My radiation oncologist Dr. Rosenblum—who has a little boy—thinks it’s a great idea.

“Make sure to tell your boys the machine is called a ‘linear accelerator,’?” she tells John and me at the appointment before I start radiation.

“Ooh—and wait—how old are they again? Eight and six? Yeah, tell them we’ll be using lasers to guide the photons and electrons to the right spot and that we will be using the exact same technology we use for radar. And that we will do it all from a remote command center with closed-circuit monitors! And that each machine costs millions of dollars!”

Her eyes are glowing maybe a little too brightly.

I mention all this at the dinner table that night as casually as possible.

“Hmmm,” says Freddy, a little interested. “What are the chances you’ll come away from this with mutant powers?”

“I imagine not infinitesimal,” I say, getting kind of worked up myself.

“I have two things,” says Benny. “Is radiation a kind of technology, and will you have hair?”

My having hair again has been a primary concern for Benny for months now. He climbs into our bed each morning and vigorously pats my sprouting head. “You rubby little fuzzball I’m going to rub you all up because you are the softest thing.”

“Yes!” I say. “Radiation is in fact ultra-high-tech technology! And doesn’t affect your hair at all!” I can hear all the exclamation marks in my voice.

A week later when Veterans Day rolls around and the kids have no school and John is off work and I have to be at Duke, I think: perfect.
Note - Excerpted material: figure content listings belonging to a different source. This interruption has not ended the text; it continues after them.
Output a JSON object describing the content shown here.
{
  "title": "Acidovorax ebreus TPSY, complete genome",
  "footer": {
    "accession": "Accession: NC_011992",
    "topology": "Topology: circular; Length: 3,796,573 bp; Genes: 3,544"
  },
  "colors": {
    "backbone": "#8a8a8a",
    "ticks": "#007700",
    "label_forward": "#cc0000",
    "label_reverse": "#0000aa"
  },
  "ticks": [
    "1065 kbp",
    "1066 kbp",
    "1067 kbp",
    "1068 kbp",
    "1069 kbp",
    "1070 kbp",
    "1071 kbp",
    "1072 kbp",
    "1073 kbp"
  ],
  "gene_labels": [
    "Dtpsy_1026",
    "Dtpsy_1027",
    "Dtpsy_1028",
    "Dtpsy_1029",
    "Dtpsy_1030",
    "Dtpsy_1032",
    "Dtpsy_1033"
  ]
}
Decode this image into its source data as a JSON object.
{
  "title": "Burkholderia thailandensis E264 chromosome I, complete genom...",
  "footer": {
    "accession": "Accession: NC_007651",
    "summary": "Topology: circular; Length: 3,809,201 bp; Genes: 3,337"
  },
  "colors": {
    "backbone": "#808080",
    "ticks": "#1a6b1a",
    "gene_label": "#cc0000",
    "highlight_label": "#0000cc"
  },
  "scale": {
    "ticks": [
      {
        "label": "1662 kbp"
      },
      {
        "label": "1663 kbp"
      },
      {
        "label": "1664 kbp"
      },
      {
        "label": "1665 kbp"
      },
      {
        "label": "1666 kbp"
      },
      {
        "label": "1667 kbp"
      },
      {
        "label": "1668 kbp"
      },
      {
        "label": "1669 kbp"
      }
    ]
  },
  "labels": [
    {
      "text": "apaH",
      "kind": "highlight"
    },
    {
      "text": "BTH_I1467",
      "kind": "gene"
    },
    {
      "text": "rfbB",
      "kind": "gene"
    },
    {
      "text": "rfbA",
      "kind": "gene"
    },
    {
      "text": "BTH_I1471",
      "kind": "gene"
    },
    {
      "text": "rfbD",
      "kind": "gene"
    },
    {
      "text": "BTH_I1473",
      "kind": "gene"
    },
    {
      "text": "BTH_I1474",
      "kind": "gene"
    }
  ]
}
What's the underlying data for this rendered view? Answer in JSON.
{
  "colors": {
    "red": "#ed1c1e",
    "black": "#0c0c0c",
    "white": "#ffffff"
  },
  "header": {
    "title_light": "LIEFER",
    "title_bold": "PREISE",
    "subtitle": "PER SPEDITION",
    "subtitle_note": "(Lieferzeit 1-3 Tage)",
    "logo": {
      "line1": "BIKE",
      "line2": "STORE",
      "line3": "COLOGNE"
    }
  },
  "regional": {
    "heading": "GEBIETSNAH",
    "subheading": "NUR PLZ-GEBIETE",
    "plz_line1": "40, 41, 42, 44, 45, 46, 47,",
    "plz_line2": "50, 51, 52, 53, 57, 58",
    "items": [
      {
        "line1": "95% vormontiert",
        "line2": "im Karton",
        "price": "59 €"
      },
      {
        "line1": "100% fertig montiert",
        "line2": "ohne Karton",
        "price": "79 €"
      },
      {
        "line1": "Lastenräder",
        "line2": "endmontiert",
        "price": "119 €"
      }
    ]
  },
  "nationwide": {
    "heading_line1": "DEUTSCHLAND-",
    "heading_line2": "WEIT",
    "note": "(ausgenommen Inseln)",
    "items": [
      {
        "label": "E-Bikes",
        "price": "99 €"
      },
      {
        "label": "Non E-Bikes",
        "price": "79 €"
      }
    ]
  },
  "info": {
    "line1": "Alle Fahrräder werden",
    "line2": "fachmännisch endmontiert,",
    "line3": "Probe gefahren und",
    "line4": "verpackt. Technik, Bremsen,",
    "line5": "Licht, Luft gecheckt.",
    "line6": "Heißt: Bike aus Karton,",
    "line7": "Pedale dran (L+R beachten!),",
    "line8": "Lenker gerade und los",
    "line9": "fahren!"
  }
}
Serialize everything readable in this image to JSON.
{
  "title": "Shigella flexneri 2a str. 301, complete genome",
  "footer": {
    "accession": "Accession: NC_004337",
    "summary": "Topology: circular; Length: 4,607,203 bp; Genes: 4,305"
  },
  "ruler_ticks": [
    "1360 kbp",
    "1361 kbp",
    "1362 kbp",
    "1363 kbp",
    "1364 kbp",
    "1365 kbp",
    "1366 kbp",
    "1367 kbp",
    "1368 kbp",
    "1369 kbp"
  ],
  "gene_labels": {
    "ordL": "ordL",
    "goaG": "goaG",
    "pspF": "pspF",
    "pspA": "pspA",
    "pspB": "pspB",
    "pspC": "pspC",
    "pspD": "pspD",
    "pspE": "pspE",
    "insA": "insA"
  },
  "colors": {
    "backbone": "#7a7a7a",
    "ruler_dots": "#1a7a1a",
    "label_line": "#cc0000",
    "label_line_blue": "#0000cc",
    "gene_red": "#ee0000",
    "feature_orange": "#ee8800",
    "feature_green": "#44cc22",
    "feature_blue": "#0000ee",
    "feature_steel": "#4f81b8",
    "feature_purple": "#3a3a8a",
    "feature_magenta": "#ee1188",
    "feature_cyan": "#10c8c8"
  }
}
Let’s all drive over to Durham and we can eat a hip foodie lunch on Ninth Street and browse through actual paper books at The Regulator and we’ll take the kids to see the Duke campus and the impressive gothic hospital that is saving my life and where I—and their grandmother—have spent so many important hours. Plus: science!

My first Spidey sense that there might be some reason why teachers don’t regularly take their eager elementary schoolers to tour hospital radiation facilities comes just as we step foot off the elevator into the waiting room—the same waiting room where I wait every day, where I have my usual seat and say my usual hellos and chat with the usual suspects and settle in for the usual routine.

Radiation happens in the basement—Level 00. There is a grand piano in the foyer where a med student has dropped his backpack and is playing “Wind Beneath My Wings.”

Suddenly I am aware of so many wheelchairs. So many unsteady steppers. So many pale faces and thin wisps of hair and ghostly bodies slumped in chairs. Angry, papery skin. Half-healed wounds. Growths and disfigurements straight out of the Brothers Grimm. So many heads held up by hands.

These days, these are my people—the Feeling Pretty Poorlies—but I haven’t really seen us as we are in a long time—the (mostly) walking wounded of the cancer militia. We’re kind of disheveled. We’re often asymmetrical. We’re wearing comfortable pants and bright scarves. We tend to either smile too quickly or not at all.